We also really appreciated our agent's restaurant recommendations. Andy’s Izakaya in Tokyo was amazing. We devoured over three pounds of delicious crab at a great price. Our agent was really good at recommending restaurants that combined superlative food with incredible value. Indeed, that was a common theme with everything he did. Exceptional service or quality at a really reasonable price. That is why I whole-heartedly endorse his agency with no reservation. At very little extra cost, if any, versus doing-it yourself or joining a touring herd, his expertise turned what would have been a so-so vacation into a superlative one. In short, his service was not only superior, but an exceptional value.
Anyway, I cannot thank our agent or this travel company enough for arranging and executing a 30th anniversary trip that we will never forget. While I remain largely an Italian at heart, I think there’s a bit of Nihon-Jin in there too. What’s not to love? Fantastic food, fascinating sights, great tradition, genuine hospitality, and amazing technology. Early in the trip, after Jana’s many lengthy and surreptitious trips to the bathroom,, I feared my wife might elope with Toto, the Japanese toilet, but our marriage managed to weather the challenge! Anyway, God willing, I hope to return one day, again with this agency's guidance. I doubt that even another typhoon could keep me away!

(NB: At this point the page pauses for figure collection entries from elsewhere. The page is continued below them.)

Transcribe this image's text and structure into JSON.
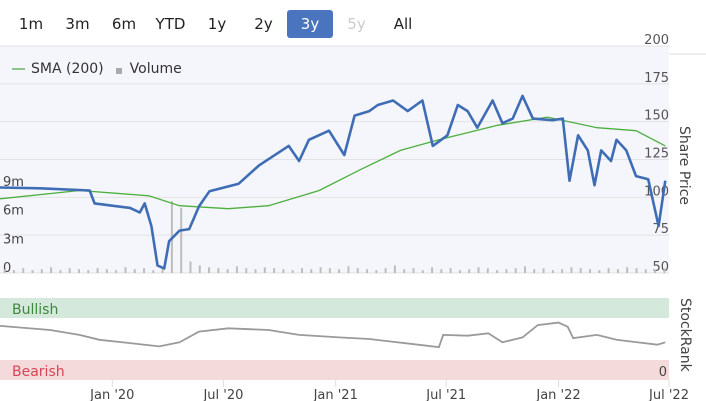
{
  "range_buttons": [
    {
      "label": "1m",
      "state": "normal"
    },
    {
      "label": "3m",
      "state": "normal"
    },
    {
      "label": "6m",
      "state": "normal"
    },
    {
      "label": "YTD",
      "state": "normal"
    },
    {
      "label": "1y",
      "state": "normal"
    },
    {
      "label": "2y",
      "state": "normal"
    },
    {
      "label": "3y",
      "state": "active"
    },
    {
      "label": "5y",
      "state": "disabled"
    },
    {
      "label": "All",
      "state": "normal"
    }
  ],
  "legend": {
    "sma": "SMA (200)",
    "volume": "Volume"
  },
  "colors": {
    "price": "#3f6db5",
    "sma": "#4caf3f",
    "volume": "#bdbdbd",
    "stockrank": "#9a9a9a",
    "bullish_bg": "#d4e9dc",
    "bullish_text": "#3b8a3b",
    "bearish_bg": "#f5dadb",
    "bearish_text": "#d94455",
    "accent": "#4a74bd"
  },
  "chart_data": {
    "type": "line",
    "x_range": [
      "2019-07-01",
      "2022-07-01"
    ],
    "x_ticks": [
      {
        "date": "2020-01-01",
        "label": "Jan '20"
      },
      {
        "date": "2020-07-01",
        "label": "Jul '20"
      },
      {
        "date": "2021-01-01",
        "label": "Jan '21"
      },
      {
        "date": "2021-07-01",
        "label": "Jul '21"
      },
      {
        "date": "2022-01-01",
        "label": "Jan '22"
      },
      {
        "date": "2022-07-01",
        "label": "Jul '22"
      }
    ],
    "price_axis": {
      "label": "Share Price",
      "ylim": [
        50,
        200
      ],
      "ticks": [
        200,
        175,
        150,
        125,
        100,
        75,
        50
      ]
    },
    "volume_axis": {
      "ticks": [
        {
          "v": 9,
          "label": "9m"
        },
        {
          "v": 6,
          "label": "6m"
        },
        {
          "v": 3,
          "label": "3m"
        },
        {
          "v": 0,
          "label": "0"
        }
      ],
      "ylim": [
        0,
        12
      ]
    },
    "stockrank_axis": {
      "label": "StockRank",
      "ylim": [
        0,
        100
      ],
      "tick_label": "0",
      "bullish_label": "Bullish",
      "bearish_label": "Bearish"
    },
    "price": [
      [
        "2019-07-01",
        106.5
      ],
      [
        "2019-09-05",
        106
      ],
      [
        "2019-11-25",
        104.5
      ],
      [
        "2019-12-03",
        96
      ],
      [
        "2020-01-30",
        93
      ],
      [
        "2020-02-15",
        90
      ],
      [
        "2020-02-23",
        96
      ],
      [
        "2020-03-05",
        81
      ],
      [
        "2020-03-15",
        55
      ],
      [
        "2020-03-26",
        53
      ],
      [
        "2020-04-03",
        71
      ],
      [
        "2020-04-20",
        78
      ],
      [
        "2020-05-06",
        79
      ],
      [
        "2020-05-22",
        94
      ],
      [
        "2020-06-08",
        104
      ],
      [
        "2020-07-26",
        109
      ],
      [
        "2020-08-28",
        121
      ],
      [
        "2020-10-16",
        134
      ],
      [
        "2020-11-02",
        124
      ],
      [
        "2020-11-18",
        138
      ],
      [
        "2020-12-21",
        144
      ],
      [
        "2021-01-15",
        128
      ],
      [
        "2021-02-01",
        154
      ],
      [
        "2021-02-25",
        157
      ],
      [
        "2021-03-11",
        161
      ],
      [
        "2021-04-05",
        164
      ],
      [
        "2021-04-29",
        157
      ],
      [
        "2021-05-23",
        164
      ],
      [
        "2021-06-09",
        134
      ],
      [
        "2021-07-03",
        141
      ],
      [
        "2021-07-20",
        161
      ],
      [
        "2021-08-05",
        157
      ],
      [
        "2021-08-21",
        146
      ],
      [
        "2021-09-15",
        164
      ],
      [
        "2021-10-01",
        149
      ],
      [
        "2021-10-18",
        152
      ],
      [
        "2021-11-03",
        167
      ],
      [
        "2021-11-20",
        152
      ],
      [
        "2021-12-22",
        151
      ],
      [
        "2022-01-08",
        152
      ],
      [
        "2022-01-19",
        111
      ],
      [
        "2022-02-02",
        141
      ],
      [
        "2022-02-18",
        131
      ],
      [
        "2022-03-01",
        108
      ],
      [
        "2022-03-12",
        131
      ],
      [
        "2022-03-28",
        124
      ],
      [
        "2022-04-06",
        138
      ],
      [
        "2022-04-22",
        131
      ],
      [
        "2022-05-08",
        114
      ],
      [
        "2022-05-28",
        112
      ],
      [
        "2022-06-14",
        81
      ],
      [
        "2022-06-25",
        111
      ]
    ],
    "sma": [
      [
        "2019-07-01",
        99
      ],
      [
        "2019-11-08",
        104.5
      ],
      [
        "2020-03-01",
        101
      ],
      [
        "2020-04-20",
        94.5
      ],
      [
        "2020-07-09",
        92.5
      ],
      [
        "2020-09-13",
        94.5
      ],
      [
        "2020-12-05",
        104.5
      ],
      [
        "2021-02-09",
        118
      ],
      [
        "2021-04-17",
        131
      ],
      [
        "2021-06-19",
        138
      ],
      [
        "2021-09-23",
        147.6
      ],
      [
        "2021-12-14",
        153
      ],
      [
        "2022-03-05",
        146
      ],
      [
        "2022-05-08",
        144
      ],
      [
        "2022-06-25",
        134
      ]
    ],
    "volume": [
      0.4,
      0.3,
      0.5,
      0.3,
      0.4,
      0.6,
      0.3,
      0.5,
      0.4,
      0.3,
      0.5,
      0.4,
      0.3,
      0.6,
      0.4,
      0.5,
      0.3,
      0.4,
      7.5,
      6.8,
      1.2,
      0.8,
      0.6,
      0.5,
      0.4,
      0.7,
      0.5,
      0.4,
      0.6,
      0.5,
      0.4,
      0.3,
      0.5,
      0.4,
      0.6,
      0.5,
      0.4,
      0.7,
      0.5,
      0.4,
      0.3,
      0.5,
      0.8,
      0.4,
      0.5,
      0.3,
      0.6,
      0.4,
      0.5,
      0.3,
      0.4,
      0.6,
      0.5,
      0.3,
      0.4,
      0.5,
      0.7,
      0.4,
      0.5,
      0.3,
      0.4,
      0.6,
      0.5,
      0.4,
      0.3,
      0.5,
      0.4,
      0.6,
      0.5,
      0.4,
      0.3,
      0.5
    ],
    "stockrank": [
      [
        "2019-07-01",
        66
      ],
      [
        "2019-09-21",
        61
      ],
      [
        "2019-11-08",
        55
      ],
      [
        "2019-12-11",
        49
      ],
      [
        "2020-01-30",
        45
      ],
      [
        "2020-03-18",
        41
      ],
      [
        "2020-04-20",
        46
      ],
      [
        "2020-05-22",
        59
      ],
      [
        "2020-07-09",
        63
      ],
      [
        "2020-09-13",
        61
      ],
      [
        "2020-11-02",
        55
      ],
      [
        "2021-01-07",
        52
      ],
      [
        "2021-02-25",
        50
      ],
      [
        "2021-05-16",
        43
      ],
      [
        "2021-06-19",
        40
      ],
      [
        "2021-06-26",
        55
      ],
      [
        "2021-08-05",
        54
      ],
      [
        "2021-09-08",
        57
      ],
      [
        "2021-10-01",
        46
      ],
      [
        "2021-11-03",
        52
      ],
      [
        "2021-11-28",
        67
      ],
      [
        "2022-01-01",
        70
      ],
      [
        "2022-01-16",
        65
      ],
      [
        "2022-01-25",
        51
      ],
      [
        "2022-03-05",
        55
      ],
      [
        "2022-04-06",
        49
      ],
      [
        "2022-06-12",
        43
      ],
      [
        "2022-06-25",
        46
      ]
    ]
  }
}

Japan is an incredibly clean and well-run place, full of delicious food and amazing scenery. What we relished most, however, was the warmth of the Japanese people. Their justifiable pride in their own rich culture was matched with an authentic fondness for their guests. The first night, my wife and I went to a place in Kyoto called Kappa Sushi. We hadn’t a clue what we were doing. The sushi chef, as well as a kind couple next to us, came to our aid. After gently alerting us to our clumsy technique, they treated us to grilled eel and several other delicacies, as well as a round of exceptional sake. The husband then invited us to an elegant nearby bar that he owned. There, we met many other Japanese, one of who went to the University of Georgia, where our daughter’s boyfriend’s recently started law school. We also shared lots of drinks and even more laughs. I kept meaning to tell the owner that his English was really good, but instead drunkenly lauded his Japanese (“anata no nihongo ga jozu desu”), which resulted in much toasting and merriment.

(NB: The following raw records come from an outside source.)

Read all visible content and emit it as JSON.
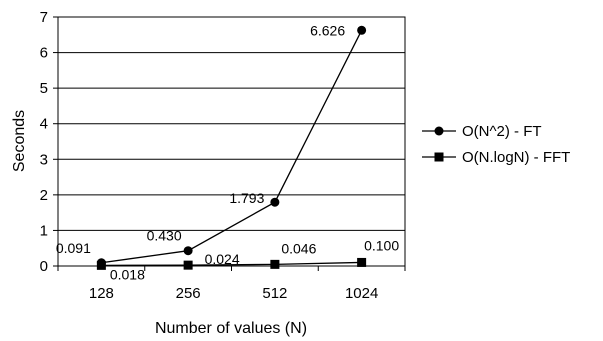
{
  "chart_data": {
    "type": "line",
    "categories": [
      "128",
      "256",
      "512",
      "1024"
    ],
    "series": [
      {
        "name": "O(N^2) - FT",
        "marker": "circle",
        "values": [
          0.091,
          0.43,
          1.793,
          6.626
        ],
        "labels": [
          "0.091",
          "0.430",
          "1.793",
          "6.626"
        ]
      },
      {
        "name": "O(N.logN) - FFT",
        "marker": "square",
        "values": [
          0.018,
          0.024,
          0.046,
          0.1
        ],
        "labels": [
          "0.018",
          "0.024",
          "0.046",
          "0.100"
        ]
      }
    ],
    "xlabel": "Number of values (N)",
    "ylabel": "Seconds",
    "ylim": [
      0,
      7
    ],
    "yticks": [
      "0",
      "1",
      "2",
      "3",
      "4",
      "5",
      "6",
      "7"
    ],
    "grid": true,
    "legend_position": "right",
    "colors": {
      "line": "#000000",
      "grid": "#000000",
      "plot_background": "#ffffff"
    }
  }
}
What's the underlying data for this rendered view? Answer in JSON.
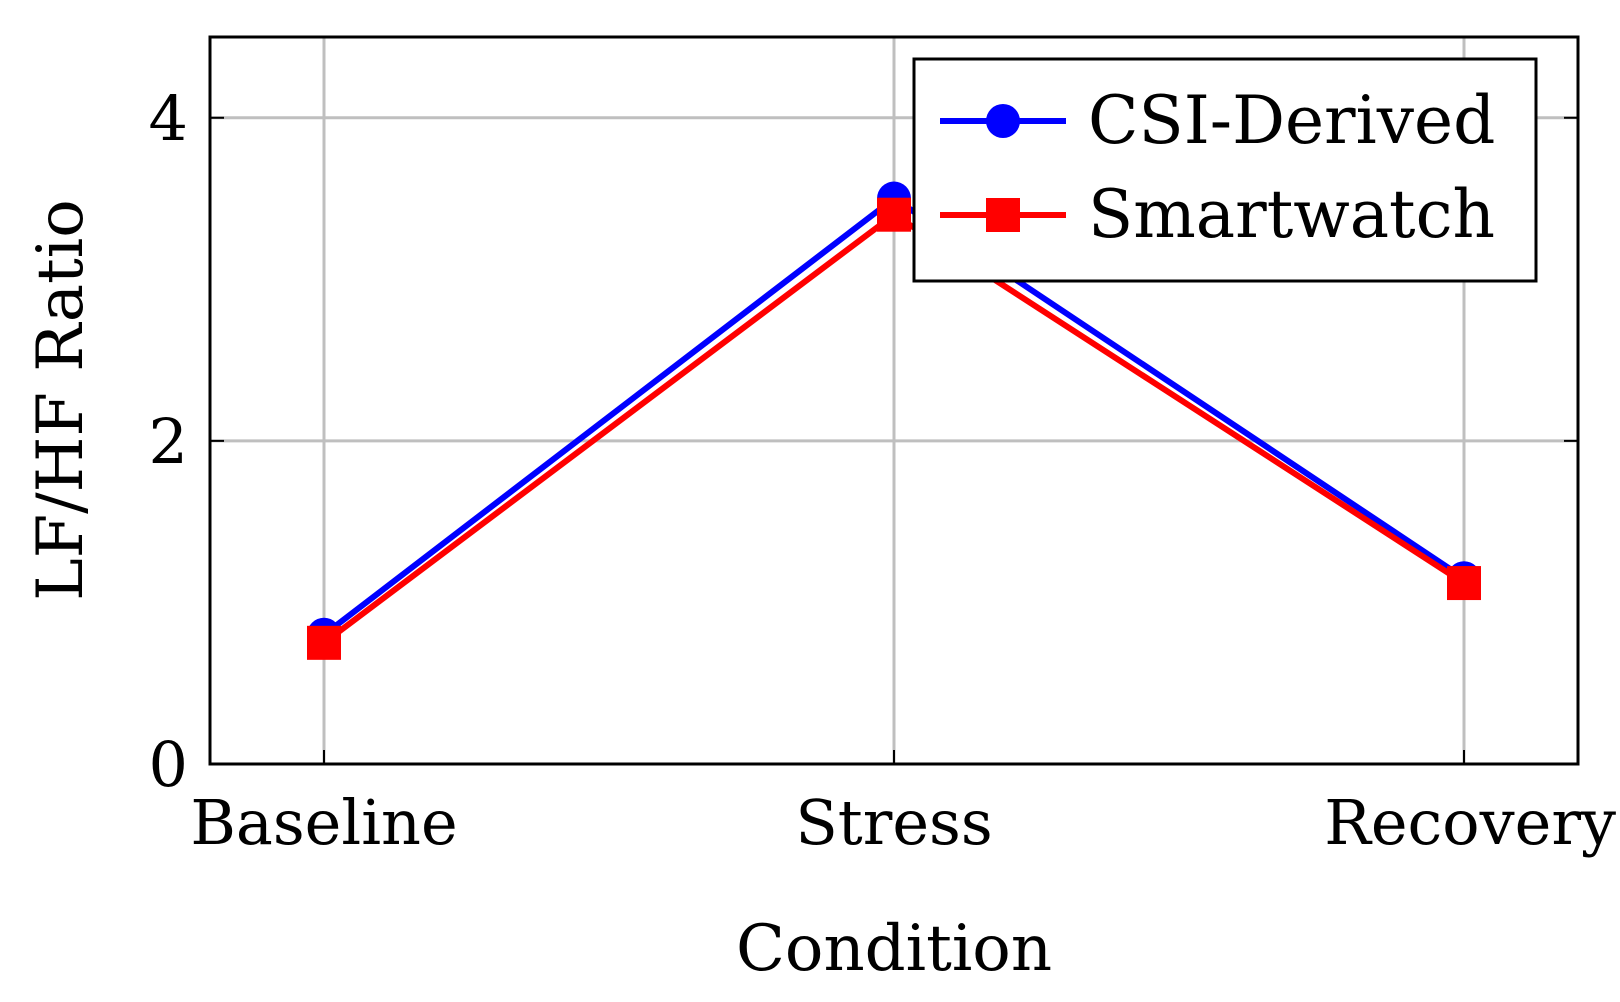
{
  "chart_data": {
    "type": "line",
    "title": "",
    "xlabel": "Condition",
    "ylabel": "LF/HF Ratio",
    "categories": [
      "Baseline",
      "Stress",
      "Recovery"
    ],
    "ylim": [
      0,
      4.5
    ],
    "yticks": [
      0,
      2,
      4
    ],
    "ytick_labels": [
      "0",
      "2",
      "4"
    ],
    "grid": true,
    "legend_position": "top-right",
    "series": [
      {
        "name": "CSI-Derived",
        "values": [
          0.8,
          3.5,
          1.15
        ],
        "color": "#0000ff",
        "marker": "circle"
      },
      {
        "name": "Smartwatch",
        "values": [
          0.75,
          3.4,
          1.12
        ],
        "color": "#ff0000",
        "marker": "square"
      }
    ]
  }
}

The locals’ kindnesses were virtually innumerable. From comped wine bottles to surprise anniversary cakes to complimentary after-dinner liquers, the Japanese proved themselves as generous as they were polite. The whole staff at the Tanabe Ryokan was incredibly warm and welcoming. They playfully mocked our lousy Kimono-tying and chopstick-eating skills, while filling us full of sake and their delicious culinary creations.
In many ways, I found the courtesy, cooperation, and kindness of the Japanese culture a vast improvement over our own American tendency to disorder and self-absorption.. Besides our evident admiration for our hosts, I think they really appreciated it when told “totemo tanoshi-katta desu” and “owarimashita, okan-joo, onegaishimas,” “nihon-jin wa shitashimiyasui-desu” and the like. Honestly, you can speak their language like a 3 year-old with a knife through your head, and they’ll smile deeply and laud you as “nihongo ga jouzu-ni hanashemas.”
For a fist trip to Japan, the itinerary, service, etc., was practically flawless (99.9%). The only shortcoming, incredibly minuscule, was a meditation class where the Buddhist monk tried too hard to appeal to Western sensibilities.